The modern fashion for shooting – one might reasonably say shooting at – extremely high pheasants has lead, inexorably, to a trend for shooting at extremely high partridges. Because if you are going to stock your extremely high pheasant shoot with extremely high pheasants you might as well extend your shooting season by stuffing it with some extremely high partridges too. It makes sense.
What makes less sense, to me, is why folk have this urgent need to shoot at things which are a very, very long way away. Distance is only one aspect of difficulty, after all. Speed and direction also make for challenging shooting and the covey is perhaps one of the finest defence mechanisms ever invented.
Traditionally, partridges were driven across hedges or, at a push, over shelter belts and they would come forward in coveys which would flare dramatically as they spotted the guns waiting beyond or below them. Those were English partridges, of course, which were smaller and faster and generally more dynamic than their French cousins and as the reared Frenchmen have progressively populated our lowland shoots increasing height has supplanted speed and vigour as the definition of sportingness.
However, there are still estates – and more importantly, there are still keepers and owners – who will make creative and imaginative use of topography, cover crops, hedges and shelter belts and, crucially, peg placement to present partridges that will challenge the best.
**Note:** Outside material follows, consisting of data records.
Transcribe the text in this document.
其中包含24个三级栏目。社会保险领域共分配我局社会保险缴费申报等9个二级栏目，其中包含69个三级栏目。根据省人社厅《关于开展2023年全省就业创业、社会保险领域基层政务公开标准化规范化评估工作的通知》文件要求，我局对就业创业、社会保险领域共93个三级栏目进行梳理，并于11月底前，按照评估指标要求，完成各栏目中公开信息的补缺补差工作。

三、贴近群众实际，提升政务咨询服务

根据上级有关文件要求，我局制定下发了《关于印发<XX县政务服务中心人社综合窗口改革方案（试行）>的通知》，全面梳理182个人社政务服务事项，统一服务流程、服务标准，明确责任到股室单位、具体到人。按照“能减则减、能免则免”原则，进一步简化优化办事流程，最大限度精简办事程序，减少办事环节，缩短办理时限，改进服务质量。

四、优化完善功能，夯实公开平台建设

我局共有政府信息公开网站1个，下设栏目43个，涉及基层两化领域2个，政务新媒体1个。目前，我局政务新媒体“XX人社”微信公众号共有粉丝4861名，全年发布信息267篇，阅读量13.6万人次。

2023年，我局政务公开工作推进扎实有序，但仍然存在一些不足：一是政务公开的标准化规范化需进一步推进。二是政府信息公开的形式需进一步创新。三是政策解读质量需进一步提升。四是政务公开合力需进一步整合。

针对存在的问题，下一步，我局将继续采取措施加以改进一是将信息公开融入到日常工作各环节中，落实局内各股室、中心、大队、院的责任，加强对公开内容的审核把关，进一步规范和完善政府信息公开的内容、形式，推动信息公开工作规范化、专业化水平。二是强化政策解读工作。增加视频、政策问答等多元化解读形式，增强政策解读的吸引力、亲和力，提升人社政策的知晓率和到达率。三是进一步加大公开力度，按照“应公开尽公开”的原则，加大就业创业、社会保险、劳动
Little packs of birds pushed steadily across a tallish hedge just often enough to make quick and efficient reloading a proper skill, which flare and fizz above the line with a bit of sun behind them will bamboozle even experienced guns.
While nothing can completely recreate the thrill of wild birds starbursting across a Norfolk hedge, really skilful presentation of reared partridges can achieve a thrilling level of challenging shooting without the need to have them launched of some vast escarpment. And if you want to shoot them far, far away as well, just shoot your neighbour’s birds for him. And invite him – or her - to shoot yours, obviously. Otherwise, it’s just showing off.